In 1750 he was introduced to Dr. John Fothergill with a view to institute a medical society in order to procure the earliest intelligence of improvements in physic from every part of Europe, but the plan never took effect. When the British Museum was opened in 1758, for purposes of inspection and study, Templeman was appointed on 22 December to the office of keeper of the reading-room. Gray gives an amusing account of a visit to the reading-room while under his care (Works, 1884, iii. 1–2). Templeman resigned the post on 18 December 1760 on being chosen secretary to the recently instituted Society of Arts, Manufactures, and Commerce. In 1762 he was elected a corresponding member of the Royal Academy of Sciences at Paris, and also of the Economical Society at Berne. He died on 23 August 1769 (Cambridge Chronicle, 30 Aug. 1769). Bowyer says ‘he was esteemed a person of great learning, particularly with respect to languages, spoke French with great fluency, and left the character of a humane, generous, and polite member of society.’ A portrait by Richard Cosway belongs to the Society of Arts, and was engraved by William Evans.

His works are:

- ‘On a Polypus at the Heart, and a Scirrhous Tumour of the Uterus’ (in the ‘Philosophical Transactions,’ 1746).

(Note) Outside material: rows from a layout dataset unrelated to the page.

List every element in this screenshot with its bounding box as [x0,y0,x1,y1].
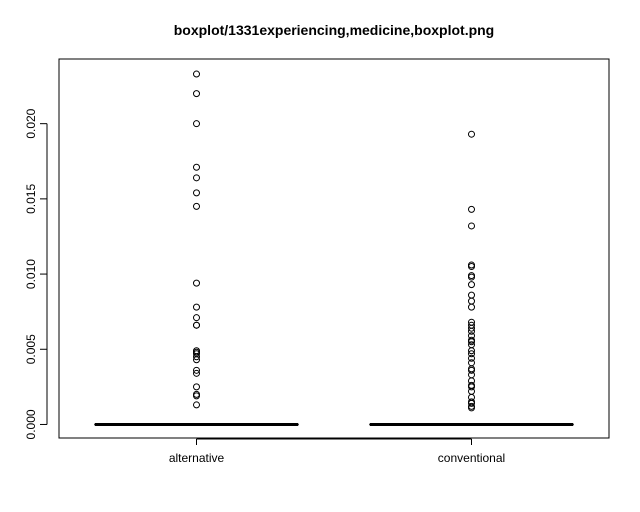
plot-marks [94,70,574,426]
outlier-point [468,366,475,374]
outlier-point [193,314,200,322]
x-axis: alternative conventional [169,438,505,465]
y-tick-label: 0.010 [24,259,38,289]
outlier-point [468,404,475,412]
outlier-point [468,347,475,355]
outlier-point [193,369,200,377]
outlier-point [468,354,475,362]
plot-area-frame [58,58,610,439]
outlier-point [468,263,475,271]
outlier-point [468,383,475,391]
outlier-point [468,291,475,299]
outlier-point [468,350,475,358]
chart-title: boxplot/1331experiencing,medicine,boxplo… [174,22,495,38]
outlier-point [193,383,200,391]
outlier-point [468,399,475,407]
outlier-point [193,120,200,128]
outlier-point [193,366,200,374]
outlier-point [468,281,475,289]
outlier-point [468,303,475,311]
y-tick-label: 0.020 [24,108,38,138]
outlier-point [468,273,475,281]
outlier-point [193,202,200,210]
outlier-point [468,297,475,305]
outlier-point [193,70,200,78]
outlier-point [193,189,200,197]
outlier-point [468,387,475,395]
y-tick-label: 0.000 [24,409,38,439]
outlier-point [193,401,200,409]
box-alternative [94,70,299,426]
outlier-point [193,303,200,311]
y-tick-label: 0.005 [24,334,38,364]
y-tick-label: 0.015 [24,184,38,214]
outlier-point [193,392,200,400]
outlier-point [193,356,200,364]
outlier-point [193,163,200,171]
outlier-point [468,359,475,367]
outlier-point [193,174,200,182]
y-axis: 0.000 0.005 0.010 0.015 0.020 [24,108,48,439]
outlier-point [468,338,475,346]
outlier-point [193,90,200,98]
outlier-point [468,324,475,332]
outlier-point [468,371,475,379]
outlier-point [468,222,475,230]
x-tick-label: alternative [169,451,225,465]
box-conventional [369,130,574,426]
outlier-point [468,205,475,213]
outlier-point [193,279,200,287]
outlier-point [468,327,475,335]
outlier-point [193,321,200,329]
outlier-point [193,353,200,361]
outlier-point [468,130,475,138]
x-tick-label: conventional [438,451,505,465]
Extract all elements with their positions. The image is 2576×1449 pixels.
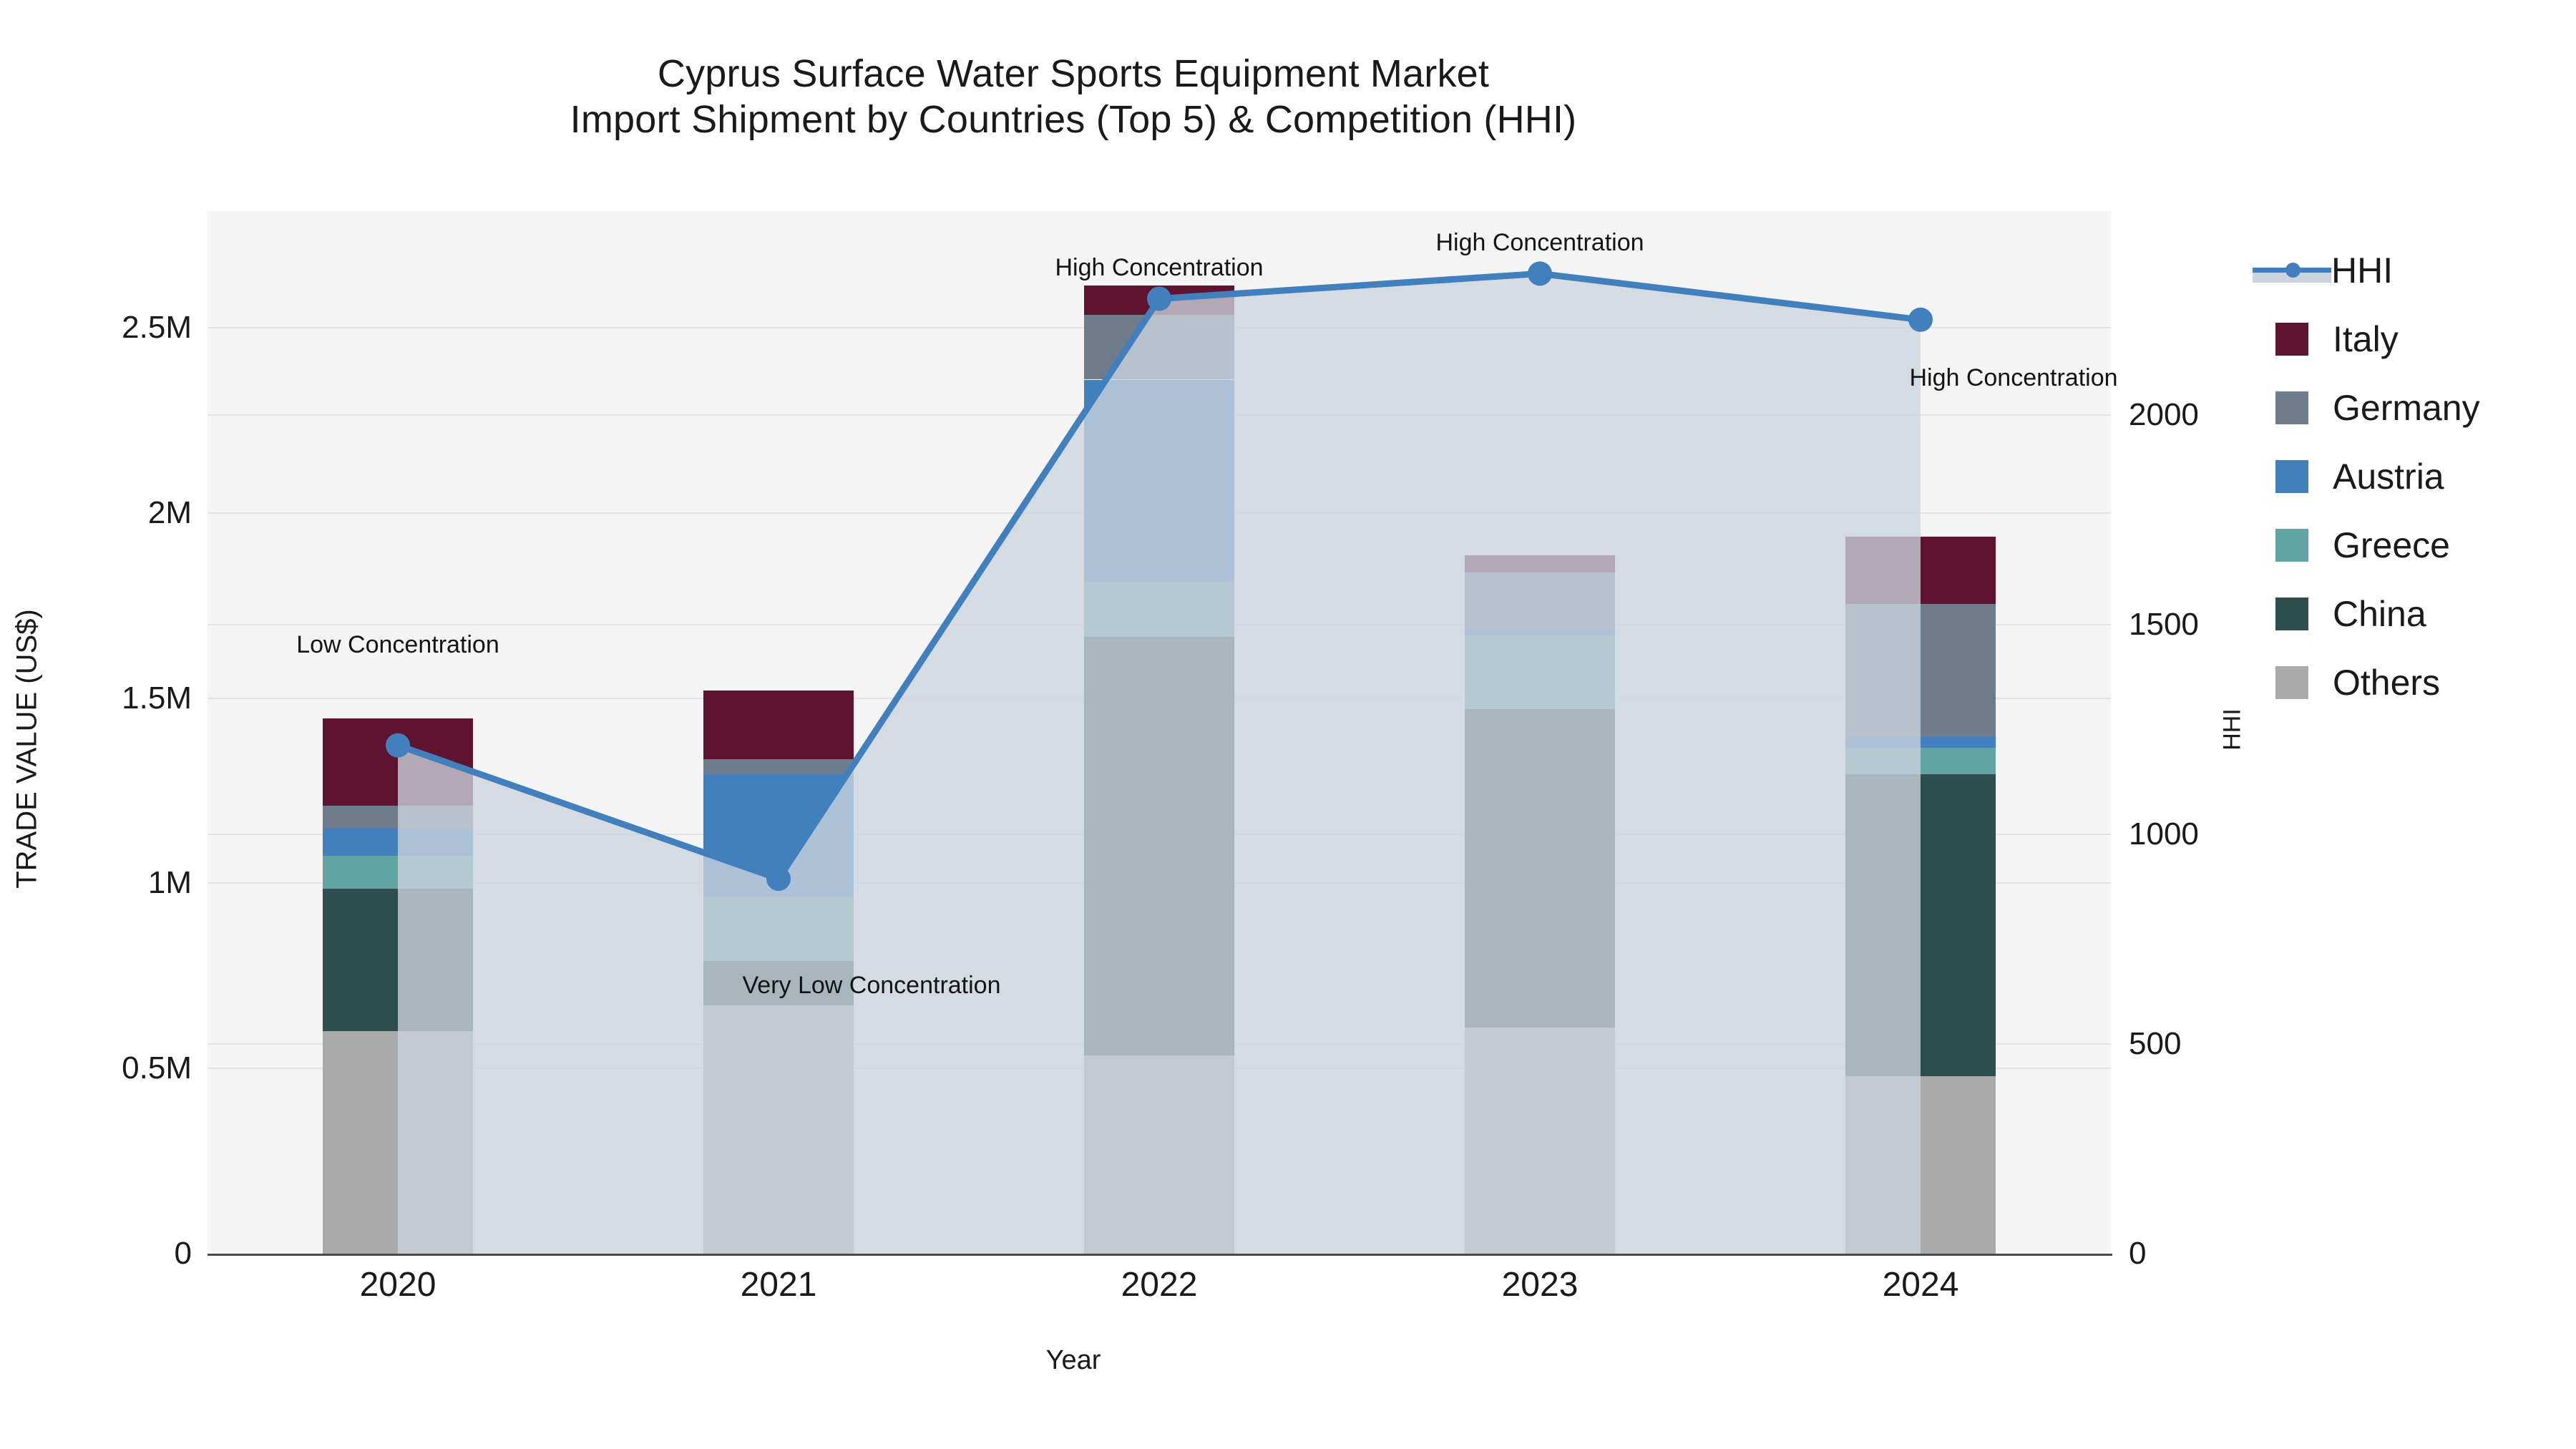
legend-swatch-icon-china — [2275, 597, 2308, 630]
bar-segment-italy-2024[interactable] — [1845, 537, 1996, 604]
bar-segment-china-2024[interactable] — [1845, 774, 1996, 1076]
bar-stack-2023[interactable] — [1465, 211, 1615, 1254]
page-title: Cyprus Surface Water Sports Equipment Ma… — [0, 52, 2147, 142]
plot-area — [208, 211, 2111, 1254]
legend-label: Austria — [2333, 457, 2444, 497]
legend-swatch-icon-germany — [2275, 391, 2308, 424]
x-axis-line — [208, 1254, 2112, 1256]
bar-segment-china-2022[interactable] — [1084, 637, 1234, 1056]
x-axis-tick-2022: 2022 — [1121, 1266, 1198, 1304]
bar-stack-2022[interactable] — [1084, 211, 1234, 1254]
bar-segment-germany-2024[interactable] — [1845, 603, 1996, 737]
annotation-2022: High Concentration — [1055, 254, 1264, 282]
y-axis-left-tick-2.5M: 2.5M — [122, 310, 192, 346]
x-axis-tick-2021: 2021 — [740, 1266, 817, 1304]
bar-segment-germany-2022[interactable] — [1084, 314, 1234, 380]
legend-item-austria[interactable]: Austria — [2275, 442, 2576, 511]
annotation-2024: High Concentration — [1909, 364, 2118, 391]
legend-swatch-icon-austria — [2275, 460, 2308, 493]
bar-segment-greece-2024[interactable] — [1845, 748, 1996, 774]
legend-item-italy[interactable]: Italy — [2275, 305, 2576, 374]
y-axis-right-tick-500: 500 — [2129, 1025, 2182, 1061]
legend-item-germany[interactable]: Germany — [2275, 374, 2576, 442]
bar-segment-greece-2021[interactable] — [703, 896, 854, 962]
y-axis-left-tick-1M: 1M — [147, 865, 192, 901]
bar-segment-germany-2023[interactable] — [1465, 572, 1615, 630]
bar-segment-italy-2022[interactable] — [1084, 285, 1234, 315]
x-axis-tick-2020: 2020 — [359, 1266, 436, 1304]
legend-item-greece[interactable]: Greece — [2275, 511, 2576, 580]
legend-label: Others — [2333, 663, 2441, 703]
bar-segment-greece-2020[interactable] — [323, 855, 473, 889]
y-axis-right-tick-1500: 1500 — [2129, 606, 2199, 642]
y-axis-left-tick-0: 0 — [174, 1236, 192, 1271]
title-line-1: Cyprus Surface Water Sports Equipment Ma… — [657, 52, 1490, 95]
annotation-2021: Very Low Concentration — [742, 972, 1001, 1000]
bar-segment-others-2023[interactable] — [1465, 1028, 1615, 1254]
y-axis-left-tick-1.5M: 1.5M — [122, 680, 192, 716]
bar-segment-austria-2020[interactable] — [323, 827, 473, 856]
bar-segment-others-2024[interactable] — [1845, 1075, 1996, 1254]
title-line-2: Import Shipment by Countries (Top 5) & C… — [570, 97, 1577, 141]
legend-swatch-icon-greece — [2275, 529, 2308, 562]
legend-item-hhi[interactable]: HHI — [2253, 236, 2576, 305]
legend-label: Germany — [2333, 388, 2480, 428]
bar-segment-others-2021[interactable] — [703, 1005, 854, 1254]
y-axis-left-tick-0.5M: 0.5M — [122, 1050, 192, 1086]
bar-segment-germany-2021[interactable] — [703, 759, 854, 774]
bar-segment-greece-2022[interactable] — [1084, 581, 1234, 638]
y-axis-left-tick-2M: 2M — [147, 494, 192, 530]
annotation-2020: Low Concentration — [296, 630, 499, 658]
bar-segment-china-2020[interactable] — [323, 889, 473, 1032]
y-axis-right-tick-2000: 2000 — [2129, 396, 2199, 432]
legend-line-swatch-icon — [2253, 254, 2331, 287]
bar-segment-greece-2023[interactable] — [1465, 635, 1615, 710]
bar-stack-2020[interactable] — [323, 211, 473, 1254]
x-axis-tick-2024: 2024 — [1882, 1266, 1959, 1304]
plot-inner — [208, 211, 2111, 1254]
bar-segment-china-2023[interactable] — [1465, 709, 1615, 1028]
legend-label: Italy — [2333, 319, 2399, 359]
bar-segment-italy-2021[interactable] — [703, 691, 854, 760]
bar-segment-austria-2024[interactable] — [1845, 736, 1996, 748]
bar-stack-2021[interactable] — [703, 211, 854, 1254]
annotation-2023: High Concentration — [1435, 229, 1644, 257]
legend-item-china[interactable]: China — [2275, 580, 2576, 648]
legend-swatch-icon-others — [2275, 666, 2308, 699]
legend-label: China — [2333, 594, 2426, 634]
bar-segment-italy-2020[interactable] — [323, 718, 473, 806]
y-axis-right-tick-1000: 1000 — [2129, 816, 2199, 852]
legend-item-others[interactable]: Others — [2275, 648, 2576, 717]
bar-segment-italy-2023[interactable] — [1465, 555, 1615, 572]
bar-segment-austria-2021[interactable] — [703, 774, 854, 897]
bar-segment-austria-2022[interactable] — [1084, 379, 1234, 582]
legend-swatch-icon-italy — [2275, 323, 2308, 356]
bar-segment-austria-2023[interactable] — [1465, 629, 1615, 635]
legend-label: Greece — [2333, 525, 2450, 565]
bar-segment-others-2022[interactable] — [1084, 1055, 1234, 1254]
y-axis-left-title: TRADE VALUE (US$) — [11, 609, 43, 889]
x-axis-title: Year — [1045, 1345, 1101, 1375]
bar-segment-others-2020[interactable] — [323, 1031, 473, 1254]
y-axis-right-tick-0: 0 — [2129, 1236, 2147, 1271]
bar-segment-germany-2020[interactable] — [323, 805, 473, 828]
x-axis-tick-2023: 2023 — [1501, 1266, 1579, 1304]
chart-legend: HHI Italy Germany Austria Greece China Others — [2253, 236, 2576, 717]
legend-label: HHI — [2331, 250, 2394, 291]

- ‘Curious Remarks and Observations in Physics, Anatomy, Chirurgery, Chemistry, Botany, and Medicine; selected from the Memoirs of the Royal Academy of Sciences at Paris,’ 2 vols. London, 1753–4, 8vo. Edition of Dr. John Woodward's ‘Select Cases and Consultations in Physic,’ London, 1757, 8vo.
- ‘Travels in Egypt and Nubia: translated from the original Danish of Frederick Lewis Norden, and enlarged,’ 2 vols. London, 1756–7, fol., with the fine engravings made by Tuscher for the original edition. Templeman also published at the same time the entire translation and the whole of his additions in one vol. 8vo, without plates.
- 'Practical Observations on the Culture of Lucern, Turnips, Burnet, Timothy Grass, and Fowl Meadow Grass,' London, 1766, 8vo.
- 'Epitaph on Lady Lucy Meyrick' (in vol. viii. of the 'Select Collection of Miscellany Poems,' 1781).